Gundlach on the Fed
“Bond King” and DoubleLine CEO Jeffrey Gundlach has been quite vocal about the Fed’s alleged mistake of raising rates when economic conditions do not appear to warrant the increase. Gundlach has stated that balance sheet unwinding has been adding to equities’ sell-off (DIA) and that there’s a high correlation between central bank balance sheets and global equity markets. According to Reuters, he cited an Atlanta Fed study estimating that $600 billion of Fed balance sheet unwinding is equivalent to three interest rate hikes.
Massive change in stance
During an interview with Yahoo Finance, Gundlach concurred that the Fed has changed its stance significantly since December’s rate hike. At the beginning of January, Fed chair Jerome Powell said the Fed could be more patient in raising rates. He and other Fed officials have reiterated this stance several times since.

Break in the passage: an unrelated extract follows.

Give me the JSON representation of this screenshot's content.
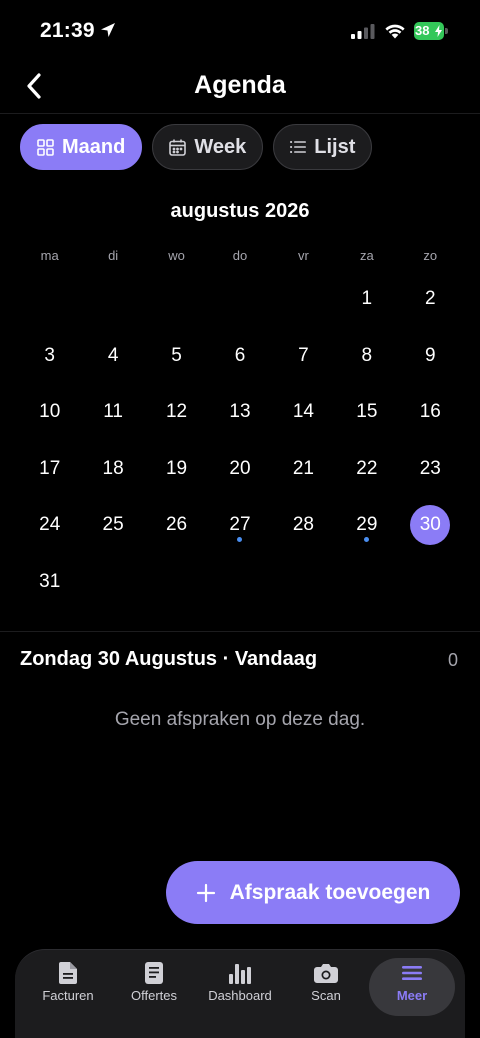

Quantitative easing or tightening
Gundlach thinks that by being “patient,” the Fed means it will not make changes before communicating them to the market. He also said that the Fed might be considering quantitative easing, a significant change from December when Powell said that “quantitative tightening was on autopilot.”

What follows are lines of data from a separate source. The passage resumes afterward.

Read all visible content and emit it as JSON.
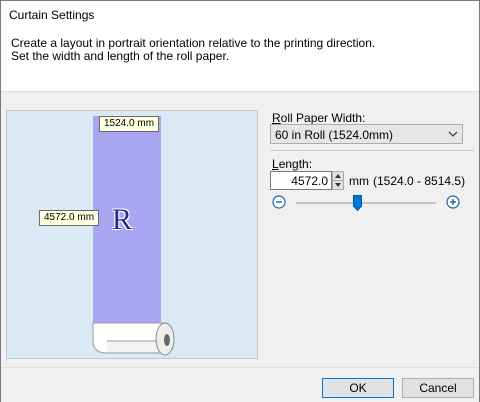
{
  "window": {
    "title": "Curtain Settings"
  },
  "description": {
    "line1": "Create a layout in portrait orientation relative to the printing direction.",
    "line2": "Set the width and length of the roll paper."
  },
  "preview": {
    "width_tag": "1524.0 mm",
    "length_tag": "4572.0 mm",
    "paper_letter": "R",
    "paper_color": "#a9a5f1",
    "background_color": "#d9eaf5"
  },
  "roll_width": {
    "label_mnemonic": "R",
    "label_rest": "oll Paper Width:",
    "selected": "60 in Roll (1524.0mm)"
  },
  "length": {
    "label_mnemonic": "L",
    "label_rest": "ength:",
    "value": "4572.0",
    "unit": "mm",
    "range": "(1524.0 - 8514.5)",
    "slider_fraction": 0.44
  },
  "buttons": {
    "ok": "OK",
    "cancel": "Cancel"
  },
  "icons": {
    "dropdown": "chevron-down-icon",
    "spin_up": "triangle-up-icon",
    "spin_down": "triangle-down-icon",
    "zoom_out": "minus-circle-icon",
    "zoom_in": "plus-circle-icon"
  },
  "colors": {
    "accent": "#0078d7"
  }
}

There seems to be a lot of confusion over whether the Fed could go for quantitative easing or tightening, and Gundlach thinks the Fed might have lost its direction. However, he thinks this loss of direction “isn’t necessarily bad.”
Meanwhile, markets (SPY) have been strong this year, in part due to the Fed’s dovish stance. NVIDIA (NVDA), Advanced Micro Devices (AMD), Micron (MU), General Electric (GE), and Microsoft (MSFT) had gained 19.2%, 32.0, 34.2%, 34.3%, and 9.3%, respectively, as of February 23.